Test your power – see how much you can push!
This is simply (!) pushing the sled/prowler the length of the ropes in the gym with as much added weight as you can move. Your power comes from your legs and hips (not arms) and the idea is to move the weight slowly and maintain good form rather than to go as fast as you can. Hold the sled on the lower handles and keep your abs braced and back straight – no rounding out.
Each go is a set of three pushes and the sled itself weighs 20kg
The leader board will be up in the gym.
Strength coaches use weighted sled workouts to condition elite athletes because they’re so effective. They are becoming more common in certain types of gym – we’ve got one of these strange looking contraptions – and they can be used in a variety of ways including sled push, reverse sled drag, sled chest press, sled row, wood chop and pull-throughs.

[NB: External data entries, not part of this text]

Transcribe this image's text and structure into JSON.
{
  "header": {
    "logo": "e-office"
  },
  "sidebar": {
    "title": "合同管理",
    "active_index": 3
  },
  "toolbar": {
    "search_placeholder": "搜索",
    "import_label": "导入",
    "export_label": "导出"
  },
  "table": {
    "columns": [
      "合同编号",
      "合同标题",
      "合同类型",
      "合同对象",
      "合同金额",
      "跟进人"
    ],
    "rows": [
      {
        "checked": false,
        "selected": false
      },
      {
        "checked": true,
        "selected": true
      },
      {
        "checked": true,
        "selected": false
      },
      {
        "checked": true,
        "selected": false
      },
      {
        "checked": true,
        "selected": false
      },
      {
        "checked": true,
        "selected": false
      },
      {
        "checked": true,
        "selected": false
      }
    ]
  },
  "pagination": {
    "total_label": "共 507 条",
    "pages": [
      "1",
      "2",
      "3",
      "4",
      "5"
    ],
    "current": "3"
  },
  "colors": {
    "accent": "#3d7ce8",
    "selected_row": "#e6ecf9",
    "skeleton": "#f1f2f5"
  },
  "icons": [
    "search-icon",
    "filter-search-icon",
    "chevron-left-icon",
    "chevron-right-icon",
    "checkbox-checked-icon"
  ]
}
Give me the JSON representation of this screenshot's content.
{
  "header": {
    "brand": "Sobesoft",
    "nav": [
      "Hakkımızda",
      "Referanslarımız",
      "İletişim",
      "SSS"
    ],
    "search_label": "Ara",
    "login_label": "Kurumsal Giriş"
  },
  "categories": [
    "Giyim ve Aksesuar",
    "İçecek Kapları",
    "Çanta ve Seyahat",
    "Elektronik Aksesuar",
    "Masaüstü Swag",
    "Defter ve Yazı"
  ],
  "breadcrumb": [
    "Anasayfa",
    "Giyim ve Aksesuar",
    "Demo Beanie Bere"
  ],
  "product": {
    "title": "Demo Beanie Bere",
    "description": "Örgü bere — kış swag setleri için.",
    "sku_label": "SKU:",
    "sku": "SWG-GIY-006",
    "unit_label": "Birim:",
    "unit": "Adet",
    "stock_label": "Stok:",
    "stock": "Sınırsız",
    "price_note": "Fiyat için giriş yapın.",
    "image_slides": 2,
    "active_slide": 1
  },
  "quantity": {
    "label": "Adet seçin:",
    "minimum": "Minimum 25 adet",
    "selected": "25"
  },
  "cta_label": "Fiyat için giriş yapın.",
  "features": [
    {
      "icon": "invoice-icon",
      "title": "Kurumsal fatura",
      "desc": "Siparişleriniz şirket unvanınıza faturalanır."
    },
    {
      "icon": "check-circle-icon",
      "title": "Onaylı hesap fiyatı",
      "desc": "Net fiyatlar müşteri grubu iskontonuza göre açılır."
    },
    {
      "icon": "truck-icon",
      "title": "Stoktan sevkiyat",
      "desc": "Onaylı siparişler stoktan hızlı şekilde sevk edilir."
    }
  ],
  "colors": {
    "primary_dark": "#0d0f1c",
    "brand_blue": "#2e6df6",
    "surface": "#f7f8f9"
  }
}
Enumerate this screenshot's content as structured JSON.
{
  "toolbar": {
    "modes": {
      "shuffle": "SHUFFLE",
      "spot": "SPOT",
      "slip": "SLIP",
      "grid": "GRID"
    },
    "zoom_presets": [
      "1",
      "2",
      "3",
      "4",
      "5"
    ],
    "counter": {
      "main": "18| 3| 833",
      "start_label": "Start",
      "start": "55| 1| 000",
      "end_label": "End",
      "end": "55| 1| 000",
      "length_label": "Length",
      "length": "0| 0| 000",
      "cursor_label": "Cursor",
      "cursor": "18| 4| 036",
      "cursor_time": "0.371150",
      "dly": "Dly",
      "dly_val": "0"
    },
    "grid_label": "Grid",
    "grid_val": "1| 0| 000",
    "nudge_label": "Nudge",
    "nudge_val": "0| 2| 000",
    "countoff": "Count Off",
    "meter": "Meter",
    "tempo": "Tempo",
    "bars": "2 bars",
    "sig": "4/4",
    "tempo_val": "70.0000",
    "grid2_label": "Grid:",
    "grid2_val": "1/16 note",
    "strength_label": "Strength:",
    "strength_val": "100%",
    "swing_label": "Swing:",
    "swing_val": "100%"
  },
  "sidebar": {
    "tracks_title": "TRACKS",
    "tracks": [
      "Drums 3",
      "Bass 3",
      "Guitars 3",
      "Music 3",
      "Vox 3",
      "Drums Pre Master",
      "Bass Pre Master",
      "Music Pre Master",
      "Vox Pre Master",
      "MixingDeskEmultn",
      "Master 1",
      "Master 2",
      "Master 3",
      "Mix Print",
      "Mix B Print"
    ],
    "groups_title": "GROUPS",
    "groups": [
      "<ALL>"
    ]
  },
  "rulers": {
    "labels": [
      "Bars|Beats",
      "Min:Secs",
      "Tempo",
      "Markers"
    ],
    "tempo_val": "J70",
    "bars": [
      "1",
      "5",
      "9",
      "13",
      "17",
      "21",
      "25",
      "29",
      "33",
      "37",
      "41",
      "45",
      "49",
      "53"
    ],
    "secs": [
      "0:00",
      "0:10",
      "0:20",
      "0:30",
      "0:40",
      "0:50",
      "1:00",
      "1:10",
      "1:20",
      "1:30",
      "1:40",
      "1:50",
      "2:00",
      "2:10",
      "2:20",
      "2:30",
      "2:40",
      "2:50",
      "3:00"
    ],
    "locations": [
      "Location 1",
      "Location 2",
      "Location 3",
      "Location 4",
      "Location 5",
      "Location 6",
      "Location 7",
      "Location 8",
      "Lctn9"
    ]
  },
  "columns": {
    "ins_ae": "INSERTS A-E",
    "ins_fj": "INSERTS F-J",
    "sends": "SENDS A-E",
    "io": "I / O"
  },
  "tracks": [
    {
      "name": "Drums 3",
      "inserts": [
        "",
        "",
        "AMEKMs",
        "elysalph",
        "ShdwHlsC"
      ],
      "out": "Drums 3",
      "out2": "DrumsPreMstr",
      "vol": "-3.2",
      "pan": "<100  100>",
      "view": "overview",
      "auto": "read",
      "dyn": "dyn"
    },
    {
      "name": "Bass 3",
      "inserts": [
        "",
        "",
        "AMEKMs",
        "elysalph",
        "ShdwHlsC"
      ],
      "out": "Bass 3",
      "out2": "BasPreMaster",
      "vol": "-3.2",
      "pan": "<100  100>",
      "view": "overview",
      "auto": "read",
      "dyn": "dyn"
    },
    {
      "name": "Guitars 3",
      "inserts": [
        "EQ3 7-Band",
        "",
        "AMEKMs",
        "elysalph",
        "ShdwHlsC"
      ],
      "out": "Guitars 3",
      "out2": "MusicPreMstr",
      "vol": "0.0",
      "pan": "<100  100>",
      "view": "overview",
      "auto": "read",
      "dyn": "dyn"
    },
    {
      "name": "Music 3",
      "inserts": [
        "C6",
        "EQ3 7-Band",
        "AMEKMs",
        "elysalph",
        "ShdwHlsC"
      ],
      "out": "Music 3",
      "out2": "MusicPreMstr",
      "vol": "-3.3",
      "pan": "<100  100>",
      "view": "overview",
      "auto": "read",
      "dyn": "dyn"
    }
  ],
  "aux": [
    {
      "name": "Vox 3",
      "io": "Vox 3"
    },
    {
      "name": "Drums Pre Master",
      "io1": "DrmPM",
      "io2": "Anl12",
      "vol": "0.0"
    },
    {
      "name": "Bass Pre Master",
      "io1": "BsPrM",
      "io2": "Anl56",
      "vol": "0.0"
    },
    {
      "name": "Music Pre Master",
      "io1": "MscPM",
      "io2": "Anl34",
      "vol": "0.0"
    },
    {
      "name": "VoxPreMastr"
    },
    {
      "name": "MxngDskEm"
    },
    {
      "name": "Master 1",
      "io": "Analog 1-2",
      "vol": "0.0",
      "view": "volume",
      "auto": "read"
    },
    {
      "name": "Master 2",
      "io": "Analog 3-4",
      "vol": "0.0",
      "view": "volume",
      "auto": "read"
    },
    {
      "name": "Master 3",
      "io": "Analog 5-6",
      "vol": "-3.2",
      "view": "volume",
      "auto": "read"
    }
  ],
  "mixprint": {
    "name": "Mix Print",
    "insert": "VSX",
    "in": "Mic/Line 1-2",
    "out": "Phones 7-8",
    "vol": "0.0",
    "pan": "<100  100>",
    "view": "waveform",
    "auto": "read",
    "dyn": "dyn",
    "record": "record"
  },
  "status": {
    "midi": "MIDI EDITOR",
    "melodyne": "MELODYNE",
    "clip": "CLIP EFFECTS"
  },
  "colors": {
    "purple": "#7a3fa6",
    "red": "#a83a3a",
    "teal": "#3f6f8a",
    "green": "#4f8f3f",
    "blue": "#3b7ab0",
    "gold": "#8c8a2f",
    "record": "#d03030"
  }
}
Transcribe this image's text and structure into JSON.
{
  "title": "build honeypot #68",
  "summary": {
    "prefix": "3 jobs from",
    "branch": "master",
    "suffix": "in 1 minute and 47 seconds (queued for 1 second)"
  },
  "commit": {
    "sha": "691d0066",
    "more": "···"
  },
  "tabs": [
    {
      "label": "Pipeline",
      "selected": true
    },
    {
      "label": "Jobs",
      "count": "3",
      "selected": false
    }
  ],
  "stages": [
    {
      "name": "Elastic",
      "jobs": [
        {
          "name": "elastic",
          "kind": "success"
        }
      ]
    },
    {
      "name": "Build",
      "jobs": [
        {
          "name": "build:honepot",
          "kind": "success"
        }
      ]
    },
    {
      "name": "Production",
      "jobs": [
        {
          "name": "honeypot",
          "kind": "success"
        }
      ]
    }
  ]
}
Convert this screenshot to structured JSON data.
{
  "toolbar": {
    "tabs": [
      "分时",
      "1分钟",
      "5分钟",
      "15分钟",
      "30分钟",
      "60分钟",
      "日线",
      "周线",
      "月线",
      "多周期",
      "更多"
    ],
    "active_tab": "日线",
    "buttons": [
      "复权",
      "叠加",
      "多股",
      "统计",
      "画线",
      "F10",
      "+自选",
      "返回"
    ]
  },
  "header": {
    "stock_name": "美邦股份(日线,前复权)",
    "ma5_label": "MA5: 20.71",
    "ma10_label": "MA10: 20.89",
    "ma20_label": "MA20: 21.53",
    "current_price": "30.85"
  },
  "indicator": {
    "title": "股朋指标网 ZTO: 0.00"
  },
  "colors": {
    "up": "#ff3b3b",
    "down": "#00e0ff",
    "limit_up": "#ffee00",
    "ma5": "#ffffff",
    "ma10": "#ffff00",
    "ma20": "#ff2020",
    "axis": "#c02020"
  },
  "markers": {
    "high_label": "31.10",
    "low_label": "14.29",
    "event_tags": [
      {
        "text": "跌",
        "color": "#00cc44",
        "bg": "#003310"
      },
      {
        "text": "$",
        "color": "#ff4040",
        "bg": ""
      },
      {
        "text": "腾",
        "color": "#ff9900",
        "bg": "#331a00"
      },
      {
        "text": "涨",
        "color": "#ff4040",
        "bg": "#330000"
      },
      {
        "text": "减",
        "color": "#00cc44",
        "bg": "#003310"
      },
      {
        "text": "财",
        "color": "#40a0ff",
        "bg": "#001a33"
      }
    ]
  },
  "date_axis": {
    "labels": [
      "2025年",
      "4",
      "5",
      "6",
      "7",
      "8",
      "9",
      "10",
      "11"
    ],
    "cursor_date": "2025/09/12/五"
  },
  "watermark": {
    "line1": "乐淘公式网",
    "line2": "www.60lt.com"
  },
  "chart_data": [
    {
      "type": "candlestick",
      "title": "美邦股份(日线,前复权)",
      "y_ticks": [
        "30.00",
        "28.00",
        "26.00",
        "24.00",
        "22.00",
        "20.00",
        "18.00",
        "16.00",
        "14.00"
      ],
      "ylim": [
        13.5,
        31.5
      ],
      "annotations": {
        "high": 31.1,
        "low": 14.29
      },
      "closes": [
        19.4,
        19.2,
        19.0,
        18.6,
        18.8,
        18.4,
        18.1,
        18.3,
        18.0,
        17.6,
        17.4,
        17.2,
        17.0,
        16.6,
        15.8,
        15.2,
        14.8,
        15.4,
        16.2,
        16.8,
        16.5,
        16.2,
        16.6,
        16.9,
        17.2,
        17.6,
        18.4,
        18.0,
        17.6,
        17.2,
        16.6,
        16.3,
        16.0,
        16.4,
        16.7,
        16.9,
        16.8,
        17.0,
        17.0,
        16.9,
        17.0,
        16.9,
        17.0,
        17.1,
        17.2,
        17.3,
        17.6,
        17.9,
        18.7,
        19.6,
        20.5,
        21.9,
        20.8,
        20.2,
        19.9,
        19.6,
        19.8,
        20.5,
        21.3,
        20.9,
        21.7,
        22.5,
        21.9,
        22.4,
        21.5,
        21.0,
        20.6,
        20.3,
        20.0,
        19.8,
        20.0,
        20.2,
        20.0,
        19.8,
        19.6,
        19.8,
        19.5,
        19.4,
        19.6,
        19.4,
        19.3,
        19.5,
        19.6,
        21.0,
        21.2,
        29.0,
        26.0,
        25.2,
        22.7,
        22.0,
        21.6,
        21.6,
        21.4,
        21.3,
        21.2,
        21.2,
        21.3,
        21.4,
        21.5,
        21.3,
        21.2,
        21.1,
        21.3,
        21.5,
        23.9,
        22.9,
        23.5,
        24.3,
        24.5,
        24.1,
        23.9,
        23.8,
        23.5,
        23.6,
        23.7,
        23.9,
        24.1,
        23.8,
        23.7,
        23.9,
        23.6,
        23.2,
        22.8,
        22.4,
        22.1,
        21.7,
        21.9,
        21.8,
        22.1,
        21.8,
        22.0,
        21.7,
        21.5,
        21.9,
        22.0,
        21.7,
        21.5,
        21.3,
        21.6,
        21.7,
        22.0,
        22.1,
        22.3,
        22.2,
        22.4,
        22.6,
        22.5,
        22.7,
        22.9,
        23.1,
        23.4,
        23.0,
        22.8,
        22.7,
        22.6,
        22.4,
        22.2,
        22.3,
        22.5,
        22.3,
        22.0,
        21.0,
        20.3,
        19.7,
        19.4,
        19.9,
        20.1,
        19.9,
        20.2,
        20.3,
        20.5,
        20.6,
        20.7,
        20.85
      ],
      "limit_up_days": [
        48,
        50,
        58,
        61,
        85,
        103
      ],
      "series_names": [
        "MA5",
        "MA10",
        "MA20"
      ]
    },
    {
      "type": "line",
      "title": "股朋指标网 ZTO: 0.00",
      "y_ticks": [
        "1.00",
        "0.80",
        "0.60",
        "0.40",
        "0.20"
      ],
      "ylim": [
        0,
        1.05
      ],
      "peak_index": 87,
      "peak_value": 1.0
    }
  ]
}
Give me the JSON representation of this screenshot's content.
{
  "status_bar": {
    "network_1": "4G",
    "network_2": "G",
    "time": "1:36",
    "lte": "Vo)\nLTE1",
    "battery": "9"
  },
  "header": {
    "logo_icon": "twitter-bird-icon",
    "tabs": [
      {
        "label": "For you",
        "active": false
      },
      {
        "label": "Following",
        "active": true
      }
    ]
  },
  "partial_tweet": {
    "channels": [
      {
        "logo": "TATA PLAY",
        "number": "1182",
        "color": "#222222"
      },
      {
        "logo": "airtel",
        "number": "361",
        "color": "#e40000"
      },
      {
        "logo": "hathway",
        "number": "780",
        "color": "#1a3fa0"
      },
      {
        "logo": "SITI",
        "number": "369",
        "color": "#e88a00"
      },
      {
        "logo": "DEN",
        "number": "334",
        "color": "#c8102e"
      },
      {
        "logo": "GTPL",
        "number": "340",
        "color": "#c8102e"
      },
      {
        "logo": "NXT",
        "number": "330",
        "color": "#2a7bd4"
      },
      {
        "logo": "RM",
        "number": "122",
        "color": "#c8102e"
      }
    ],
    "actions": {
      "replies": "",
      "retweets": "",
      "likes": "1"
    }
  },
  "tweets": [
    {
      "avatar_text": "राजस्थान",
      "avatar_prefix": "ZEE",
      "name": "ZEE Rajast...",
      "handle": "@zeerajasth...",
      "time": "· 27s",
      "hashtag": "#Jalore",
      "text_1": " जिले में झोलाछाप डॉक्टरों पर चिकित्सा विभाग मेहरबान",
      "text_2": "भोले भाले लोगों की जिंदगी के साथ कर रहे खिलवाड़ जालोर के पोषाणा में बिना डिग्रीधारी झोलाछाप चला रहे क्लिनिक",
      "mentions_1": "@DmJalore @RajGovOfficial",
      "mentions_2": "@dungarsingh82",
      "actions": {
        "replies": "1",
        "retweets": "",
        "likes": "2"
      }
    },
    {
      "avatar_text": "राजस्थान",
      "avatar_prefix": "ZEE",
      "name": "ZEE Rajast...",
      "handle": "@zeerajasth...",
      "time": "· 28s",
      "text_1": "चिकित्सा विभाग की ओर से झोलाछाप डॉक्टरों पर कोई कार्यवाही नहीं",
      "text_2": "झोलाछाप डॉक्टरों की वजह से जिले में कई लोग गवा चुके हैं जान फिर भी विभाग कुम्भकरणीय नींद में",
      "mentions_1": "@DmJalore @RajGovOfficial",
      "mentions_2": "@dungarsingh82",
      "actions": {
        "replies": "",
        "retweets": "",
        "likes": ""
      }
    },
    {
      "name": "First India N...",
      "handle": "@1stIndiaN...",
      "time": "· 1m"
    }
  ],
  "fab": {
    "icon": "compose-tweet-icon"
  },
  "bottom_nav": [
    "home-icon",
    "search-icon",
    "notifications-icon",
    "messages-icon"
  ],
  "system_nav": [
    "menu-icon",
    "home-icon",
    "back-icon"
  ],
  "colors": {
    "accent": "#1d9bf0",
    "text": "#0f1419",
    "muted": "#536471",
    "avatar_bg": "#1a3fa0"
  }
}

One of the most important distinctions between sled exercises and most other types of resistance work is that with sled work there is no eccentric, or negative, part of the movement. For example, when you lower the bar to your chest on the bench press you perform an eccentric action. The concentric half of the motion is when you press it back to lockout.
The eccentric portion of the lift is where most of the muscle damage occurs, which is one reason that bodybuilders tend to (or are supposed to tend to) favor slowly lowering the weight. For building muscle, this is usually a good thing, but when you need to train often or speed up recovery, it isn’t ideal.